An NMR Experimental Study and Model Validation on Capillary Condensation of Hydrocarbons Confined in Shale Gas Condensate Reservoirs

Abstract Unlike conventional gas reservoirs, shale gas reservoirs contain organic mesopores that have pore sizes ranging from 2 to 50 nm. These organic pores may cause capillary condensation of confined hydrocarbons due to the non-negligible capillary pressure. A novel phase equilibrium model has been developed to quantify effects of pore size distribution on the phase behavior of confined hydrocarbons, including the occurrence of capillary condensation. However, it remains a challenge to assess the phase behavior of confined hydrocarbons by laboratory experiments.
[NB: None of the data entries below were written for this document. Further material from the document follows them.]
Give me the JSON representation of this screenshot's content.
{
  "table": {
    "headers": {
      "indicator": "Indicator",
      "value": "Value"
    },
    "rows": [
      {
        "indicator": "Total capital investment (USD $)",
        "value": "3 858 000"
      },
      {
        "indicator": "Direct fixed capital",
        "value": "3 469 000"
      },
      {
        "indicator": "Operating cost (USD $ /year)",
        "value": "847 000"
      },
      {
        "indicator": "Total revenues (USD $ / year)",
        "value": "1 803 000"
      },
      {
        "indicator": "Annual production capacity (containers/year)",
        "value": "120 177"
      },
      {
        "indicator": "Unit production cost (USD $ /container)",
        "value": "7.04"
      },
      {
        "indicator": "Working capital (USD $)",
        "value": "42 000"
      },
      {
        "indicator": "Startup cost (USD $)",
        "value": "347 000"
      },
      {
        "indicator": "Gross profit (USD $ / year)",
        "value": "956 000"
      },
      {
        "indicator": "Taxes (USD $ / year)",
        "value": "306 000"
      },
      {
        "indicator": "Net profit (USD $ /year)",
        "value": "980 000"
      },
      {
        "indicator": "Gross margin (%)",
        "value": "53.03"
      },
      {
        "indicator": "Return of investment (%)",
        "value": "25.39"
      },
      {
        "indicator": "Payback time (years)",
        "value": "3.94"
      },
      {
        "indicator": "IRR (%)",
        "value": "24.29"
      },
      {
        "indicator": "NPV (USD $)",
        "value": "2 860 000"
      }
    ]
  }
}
This is because the conventional pressure-volume-temperature (PVT) method measures the phase behavior of a bulk fluid. Here, we employ low- and high-field nuclear magnetic resonance (NMR) techniques to experimentally probe the capillary effect on phase behavior using retrograde condensates in synthetic porous media and shale rock samples. In low-field NMR experiments, water-wet porous glass and oil-wet polymer-based spherical activated carbon (PBSAC) beads are used as porous media. NMR relaxation times are used to observe the occurrence of capillary condensation for pure and mixed hydrocarbons at room temperature under controlled pressure. High-field NMR is employed to gain further sensitivity and resolution for the phase behavior of a confined methane-butane mixture. NMR spectroscopic signatures of the dew point were identified, enabling the comparison of dew-point pressures of the bulk hydrocarbons and hydrocarbons confined in grinded shale rock. NMR-measured dew point of confined hydrocarbons is ~115 psi higher than that of bulk phase. This pressure shift agrees well with simulation results. In summary, we present NMR experimental studies and model validation on the capillary condensation effect, showing a shift of dew-point pressures of confined hydrocarbons mixtures in porous media. The agreement between NMR and simulation results validates the novel phase equilibrium model implemented in the newly developed PVT simulation software. The lab measurements and model validation results show that a) oil-wet is one key condition for the occurrence of capillary condensation of confined hydrocarbons; b) the shift of an upper dew-point pressure of hydrocarbons confined in shale rock can be tens of psi to slightly over 100 psi for the retrograde condensate system being used; c) the phase equilibrium model is valid for modeling phase behavior of multi-component hydrocarbons confined in mesopores.